Which is how Mrs Specs and I find ourselves in the 'House of Switzerland', which is not strictly what I'd call a house. It is in fact, an entire stretch of road between Southwark Cathedral and the Thames, running under one end of London Bridge and out the other side. (The House of Switzerland banners announced it was 'open to the public' for the duration of the Games. It's open to the public the rest of the time as well, you clots, it's a street. Gah!) The nerve centre of the set-up is the Glaziers Hall, where there's a proper lounge for the big of wig, a posh restaurant and a fabulous poster exhibition. Mooch around the block, however, and there are temporary shops, more eateries and - most importantly - an open-air stage and courtyard.
Swiss bands are taking over the stage each night to play free concerts. I've made the pilgrimage here to listen to Nik Bartsch's Ronin, who are playing two sets, one at each end of the evening. We just had time to grab some Helvetian cuisine before the first note was struck... (Foreground: rosti with mushroom sauce - background: bratwurst. 1.5 cardboard plates of YUM!)
Summing up Ronin in a few sentences is not easy. Bartsch, the band's composer and mastermind, even made up a name for his single-band genre: ritual groove music. Resist the urge to dismiss that as too pretentious, because as a description it's quite accurate. Ronin record for ECM, and in some ways they resemble an 'ECM band' (glacial Nordic-style jazz), but with a few more vitamins. Bartsch's compositions (which he calls 'modules') are numbered rather than named, and they all seem to have a carefully worked out structure and, above all, the repetitive, watertight groove the self-coined genre name suggests.

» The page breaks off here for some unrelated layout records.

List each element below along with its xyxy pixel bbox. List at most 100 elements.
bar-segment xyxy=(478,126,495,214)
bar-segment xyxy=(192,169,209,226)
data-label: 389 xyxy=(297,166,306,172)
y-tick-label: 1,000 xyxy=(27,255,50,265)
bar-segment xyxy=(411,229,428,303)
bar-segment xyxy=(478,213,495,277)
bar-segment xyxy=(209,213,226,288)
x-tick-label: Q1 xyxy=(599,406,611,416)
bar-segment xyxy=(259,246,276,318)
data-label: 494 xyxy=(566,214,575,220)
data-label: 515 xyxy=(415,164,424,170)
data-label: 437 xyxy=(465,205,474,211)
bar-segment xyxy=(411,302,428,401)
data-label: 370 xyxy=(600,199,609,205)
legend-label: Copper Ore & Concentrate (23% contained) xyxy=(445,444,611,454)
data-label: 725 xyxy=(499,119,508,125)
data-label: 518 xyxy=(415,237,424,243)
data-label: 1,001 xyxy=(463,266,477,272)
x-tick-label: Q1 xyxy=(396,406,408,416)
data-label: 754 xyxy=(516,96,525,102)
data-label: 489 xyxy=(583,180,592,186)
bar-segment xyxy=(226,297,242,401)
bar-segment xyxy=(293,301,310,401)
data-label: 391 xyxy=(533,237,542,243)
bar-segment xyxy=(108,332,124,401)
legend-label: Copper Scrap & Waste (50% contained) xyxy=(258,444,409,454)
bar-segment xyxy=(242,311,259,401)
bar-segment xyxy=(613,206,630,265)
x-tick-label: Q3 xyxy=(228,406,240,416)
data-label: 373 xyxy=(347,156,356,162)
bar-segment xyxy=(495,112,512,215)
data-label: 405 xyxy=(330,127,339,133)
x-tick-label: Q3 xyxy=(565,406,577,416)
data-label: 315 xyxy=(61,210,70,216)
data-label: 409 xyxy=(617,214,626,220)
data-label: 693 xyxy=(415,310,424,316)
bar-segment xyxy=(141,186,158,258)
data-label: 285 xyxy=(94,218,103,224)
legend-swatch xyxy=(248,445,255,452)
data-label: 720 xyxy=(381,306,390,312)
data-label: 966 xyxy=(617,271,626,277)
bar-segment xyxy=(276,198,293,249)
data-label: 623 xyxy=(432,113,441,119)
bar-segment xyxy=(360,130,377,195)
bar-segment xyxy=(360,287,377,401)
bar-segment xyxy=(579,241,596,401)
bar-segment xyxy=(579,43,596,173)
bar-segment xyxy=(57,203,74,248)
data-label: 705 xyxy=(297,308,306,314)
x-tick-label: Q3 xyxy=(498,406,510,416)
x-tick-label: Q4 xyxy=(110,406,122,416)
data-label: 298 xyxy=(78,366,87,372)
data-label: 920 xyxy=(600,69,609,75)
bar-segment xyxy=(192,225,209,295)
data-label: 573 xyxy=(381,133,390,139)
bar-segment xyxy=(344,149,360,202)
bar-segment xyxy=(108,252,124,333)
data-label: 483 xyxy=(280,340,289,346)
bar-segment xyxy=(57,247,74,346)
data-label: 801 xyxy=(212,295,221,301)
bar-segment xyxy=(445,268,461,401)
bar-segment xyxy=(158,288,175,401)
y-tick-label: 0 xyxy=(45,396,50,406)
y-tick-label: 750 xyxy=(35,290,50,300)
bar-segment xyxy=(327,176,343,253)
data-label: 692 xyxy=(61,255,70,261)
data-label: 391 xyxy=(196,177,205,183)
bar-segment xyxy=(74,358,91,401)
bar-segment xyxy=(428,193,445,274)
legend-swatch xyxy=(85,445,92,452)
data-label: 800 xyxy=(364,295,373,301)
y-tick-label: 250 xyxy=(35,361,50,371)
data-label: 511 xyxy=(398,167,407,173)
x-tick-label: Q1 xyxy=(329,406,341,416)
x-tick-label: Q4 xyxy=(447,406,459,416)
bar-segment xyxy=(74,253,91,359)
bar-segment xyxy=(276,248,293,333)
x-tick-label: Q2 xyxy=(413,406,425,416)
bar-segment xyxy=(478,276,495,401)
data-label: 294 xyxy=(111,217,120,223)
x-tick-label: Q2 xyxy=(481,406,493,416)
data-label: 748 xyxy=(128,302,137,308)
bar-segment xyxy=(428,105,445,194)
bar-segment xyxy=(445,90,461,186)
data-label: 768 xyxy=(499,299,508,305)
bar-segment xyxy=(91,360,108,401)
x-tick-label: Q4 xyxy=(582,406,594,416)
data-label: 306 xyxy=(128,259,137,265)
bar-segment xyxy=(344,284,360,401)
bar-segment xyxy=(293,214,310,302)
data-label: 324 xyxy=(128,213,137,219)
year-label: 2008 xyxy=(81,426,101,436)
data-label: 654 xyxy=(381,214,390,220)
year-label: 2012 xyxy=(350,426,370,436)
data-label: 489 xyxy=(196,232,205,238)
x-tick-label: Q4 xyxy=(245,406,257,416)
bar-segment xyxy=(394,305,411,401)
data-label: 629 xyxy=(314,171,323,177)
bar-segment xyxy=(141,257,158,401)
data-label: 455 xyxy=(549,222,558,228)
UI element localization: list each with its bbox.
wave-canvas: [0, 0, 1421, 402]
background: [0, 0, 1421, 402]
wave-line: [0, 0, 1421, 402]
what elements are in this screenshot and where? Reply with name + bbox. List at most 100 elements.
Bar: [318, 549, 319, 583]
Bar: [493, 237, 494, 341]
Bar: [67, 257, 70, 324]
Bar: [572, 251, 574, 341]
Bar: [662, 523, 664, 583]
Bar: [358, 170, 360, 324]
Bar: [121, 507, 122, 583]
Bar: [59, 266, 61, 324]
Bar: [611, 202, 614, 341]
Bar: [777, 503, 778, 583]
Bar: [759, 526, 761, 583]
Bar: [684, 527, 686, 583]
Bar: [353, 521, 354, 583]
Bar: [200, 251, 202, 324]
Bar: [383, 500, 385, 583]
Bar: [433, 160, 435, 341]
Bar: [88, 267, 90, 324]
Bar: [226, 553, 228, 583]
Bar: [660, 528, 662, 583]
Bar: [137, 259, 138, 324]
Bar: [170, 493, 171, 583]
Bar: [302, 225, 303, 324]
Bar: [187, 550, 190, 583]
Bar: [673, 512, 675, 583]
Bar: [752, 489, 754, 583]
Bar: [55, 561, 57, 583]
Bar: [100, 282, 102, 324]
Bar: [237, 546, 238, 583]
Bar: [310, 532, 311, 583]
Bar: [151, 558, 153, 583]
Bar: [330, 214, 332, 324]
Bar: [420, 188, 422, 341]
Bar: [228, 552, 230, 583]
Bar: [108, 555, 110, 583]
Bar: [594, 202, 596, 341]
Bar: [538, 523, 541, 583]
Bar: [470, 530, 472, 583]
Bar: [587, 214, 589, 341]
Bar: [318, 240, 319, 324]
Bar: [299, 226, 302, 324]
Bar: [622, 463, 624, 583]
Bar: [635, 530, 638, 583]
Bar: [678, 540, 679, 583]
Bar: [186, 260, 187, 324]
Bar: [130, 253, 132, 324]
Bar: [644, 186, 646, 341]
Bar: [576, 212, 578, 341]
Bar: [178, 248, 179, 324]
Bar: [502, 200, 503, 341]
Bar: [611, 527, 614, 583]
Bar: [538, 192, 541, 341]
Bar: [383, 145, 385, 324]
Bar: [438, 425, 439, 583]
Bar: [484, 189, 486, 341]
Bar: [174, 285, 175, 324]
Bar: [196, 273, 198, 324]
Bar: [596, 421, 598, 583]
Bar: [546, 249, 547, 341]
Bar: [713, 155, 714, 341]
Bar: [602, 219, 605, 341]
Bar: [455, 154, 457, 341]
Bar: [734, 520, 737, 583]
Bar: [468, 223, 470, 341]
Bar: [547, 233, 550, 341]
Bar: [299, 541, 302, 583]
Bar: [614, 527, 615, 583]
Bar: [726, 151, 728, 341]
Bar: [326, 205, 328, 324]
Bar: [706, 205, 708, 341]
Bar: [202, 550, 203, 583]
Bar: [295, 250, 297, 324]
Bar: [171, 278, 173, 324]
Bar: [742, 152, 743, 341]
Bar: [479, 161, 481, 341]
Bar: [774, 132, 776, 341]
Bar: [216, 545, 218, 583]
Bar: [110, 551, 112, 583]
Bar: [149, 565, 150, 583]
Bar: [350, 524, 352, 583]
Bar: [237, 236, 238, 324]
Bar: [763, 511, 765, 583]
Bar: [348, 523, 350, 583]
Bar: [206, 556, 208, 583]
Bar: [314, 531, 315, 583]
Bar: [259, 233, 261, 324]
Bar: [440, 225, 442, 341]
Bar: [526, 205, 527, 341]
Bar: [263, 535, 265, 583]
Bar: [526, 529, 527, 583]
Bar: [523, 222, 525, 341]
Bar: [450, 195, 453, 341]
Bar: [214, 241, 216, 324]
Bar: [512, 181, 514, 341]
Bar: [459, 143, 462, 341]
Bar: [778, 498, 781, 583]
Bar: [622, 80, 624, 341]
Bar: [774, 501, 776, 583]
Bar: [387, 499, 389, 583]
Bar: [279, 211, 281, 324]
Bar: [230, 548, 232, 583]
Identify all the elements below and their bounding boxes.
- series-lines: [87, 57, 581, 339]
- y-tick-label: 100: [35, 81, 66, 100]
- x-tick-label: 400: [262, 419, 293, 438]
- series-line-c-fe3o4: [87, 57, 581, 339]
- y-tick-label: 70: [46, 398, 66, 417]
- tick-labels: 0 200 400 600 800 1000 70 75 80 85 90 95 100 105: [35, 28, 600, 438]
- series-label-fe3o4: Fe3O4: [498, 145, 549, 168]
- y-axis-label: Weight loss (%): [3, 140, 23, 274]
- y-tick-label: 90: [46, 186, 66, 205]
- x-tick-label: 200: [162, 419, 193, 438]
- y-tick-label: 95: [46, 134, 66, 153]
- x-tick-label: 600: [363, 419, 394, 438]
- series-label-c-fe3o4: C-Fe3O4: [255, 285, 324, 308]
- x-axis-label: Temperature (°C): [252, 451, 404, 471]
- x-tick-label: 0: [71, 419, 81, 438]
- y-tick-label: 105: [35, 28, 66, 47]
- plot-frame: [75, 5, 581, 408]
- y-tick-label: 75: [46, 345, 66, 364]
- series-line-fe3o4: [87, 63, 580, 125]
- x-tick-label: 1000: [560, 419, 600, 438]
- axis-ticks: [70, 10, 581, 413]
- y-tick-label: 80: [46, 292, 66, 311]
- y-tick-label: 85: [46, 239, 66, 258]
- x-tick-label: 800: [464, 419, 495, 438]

The cumulative effect they build up over a live set is like listening to pieces in a musical jigsaw. Benefiting from a percussionist (who stole Mrs Specs's heart, the cad) as well as a drummer, the music is arguably more akin to funk than jazz - until you factor in the tricky time signatures, and the telepathic understanding the band seem to share. In fact, I have never seen a group make so much eye contact before.
We bumped into the percussion chap between sets and Mrs Specs - keeping it together - asked him how much was carefully worked out and how much improvised. He said, in carefully measured English (possibly in an unusual time signature), 'We play. A lot.'
The end result is both hypnotic and surprising, as if they can lift you momentarily back out of your trance, then ease you back into it. Here is an epic video of them from YouTube - I know it's far too long to give people a 'quick taster', but the gradual build and incredible beat make posting it irrestible. Play, and if you have the time, stay.
And how could I have got this far without mentioning:
- Bumping into Jon, who I was at college with and hadn't seen for 18 years - he spent most of the evening with us and it was so pleasant to catch up with him and discover how he's managed, incredibly, to become even more musical than he was back in the day.
- The rather refreshed gents who started a two-man moshpit in front of the stage. (This was, in slightly non-rock fashion, by a couple of picnic tables. More of a noshpit.) 'Security' gave them a sharp dressing down, before they were taken away and perhaps recycled.
- The shop that sold Lindt chocolate - and only Lindt chocolate. Bizarrely, they were closing early, and almost refused us entry. However, I think the till bloke identified the look on Mrs Specs's face as 'feral' and let us in. Rum-flavoured Lindor, you know. Tropic of Switzerland...
- And finally - the gorgeousness of Southwark Cathedral, by night.